Well liners are blank pipe, perforated pipe, sand screen or long filter attachments used as a new inner casing. Well liners work independently from the well’s casing, and this makes them stand-alone pipe and as such should conform to water well standards for length, diameter, and depth. The consideration in installing a well liner is that it reduces a well’s internal diameter; often a pump will need to be downsized and water volume adjusted to keep the liner from plugging. The best recommendation for well liners is make them as short as possible and swage in a sealing boot at the top or bottom.

Fishing and Other Uses

A double acting hydraulic swage can be used as a liner hanger or fishing spear. The swage can latch on to pipe, pump column, tail pipe, or sand separator and lift it from the well. It can also be used to lower a liner or sand screen down a crooked well in small sections, making them easier to install. Traditional fishing spears and liner hangers need to be the perfect size to grab onto something and are difficult to release. A hydraulic swage opens up and builds pressure against the object to be lifted or lowered. It is the equivalent of welding a liner, sand screen or fish to the swage and being able to easily release it when wanted.

Swage in action

The most often asked questions about swaging are:

The difference between patches, sleeves, and liners.

Well patches are folded or bent pipe made to open up and sleeves are smaller pipe that is stretched out, they are both made to fit tight and join against the well’s existing casing. Patches and sleeves are designed to restore a small area of the casing to its intended condition and should be considered well maintenance. The “rule of thumb for patch and sleeves thickness and strength” is it takes the same amount of pressure to collapse a patch in as it does to push it out. Well liners are stand-alone pipe and work independently of the wells existing casing and as such is considered new construction in an existing well. The “rule of thumb for liners is they should follow well standards set for pipe thickness and water open entrance area guidelines for pumping volume.

 

I have a hole or break in my well; it’s not pumping sand.
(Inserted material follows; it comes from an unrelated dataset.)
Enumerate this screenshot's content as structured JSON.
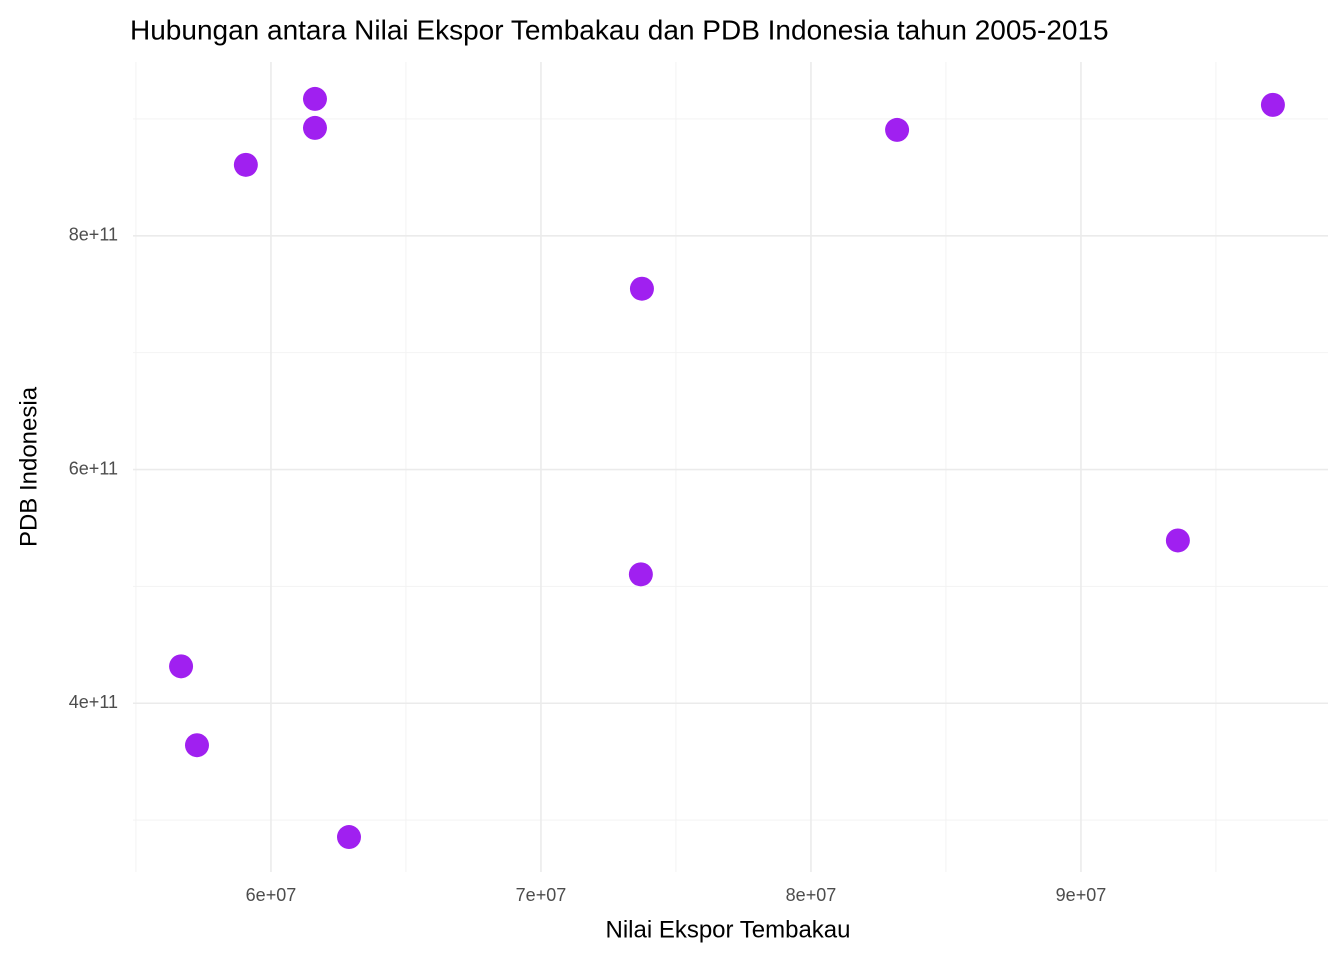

Do I need to fix it?

The answer is you should. A breach in the casing keeps growing and can cause a well to fail at any time without warning. This usually happens when the well is struggling to make water when you need it the most.

Won’t bad water or sand find it way around a well patch?

The answer is no. Water flows into a well horizontally from an aquifer, and just like blank casing keeps brackish water out, a casing patch stops flow from that zone. Contaminates can migrate up or down a gravel or filter pack. If this is the case a patch – along with pressure grouting – can seal off the migrating contaminants.

Can PVC wells be patched?

The answer is yes, any type of well casing can be repaired by a skilled swage operator. Well casings smaller than 6 inch are not good candidates because the patch reduces well size, and a pump can’t be placed inside the well.

What is the difference between a hydraulic swage and a swage packer?

The answer is leverage. The best hydraulic swages can develop 10,000 psi and that is multiplied by the number of square inches of the piston inside the swage cylinder. Packers don’t use a piston and therefore don’t have leverage. Hydraulic swages can develop up to 200 tons of force whereas the best packers develop about 1 1/2 tons.

Is hydraulic oil safe to use?

The answer is yes, but care should be taken. Some swages still dump water or fluid into a well to release pressure. Today the best swages use hydraulic double acting cylinders; this means they are closed systems, and when ran the oil moves up and down inside hydraulic lines. Hydraulic lines are made with braided stainless steel and are very strong. Hydraulic oil is not considered very hazardous and floats on water just like the oil used in a turbine pump. If a line were to break, the spill is minimal and can be easily cleaned up by using a skimmer pump or oil bailer.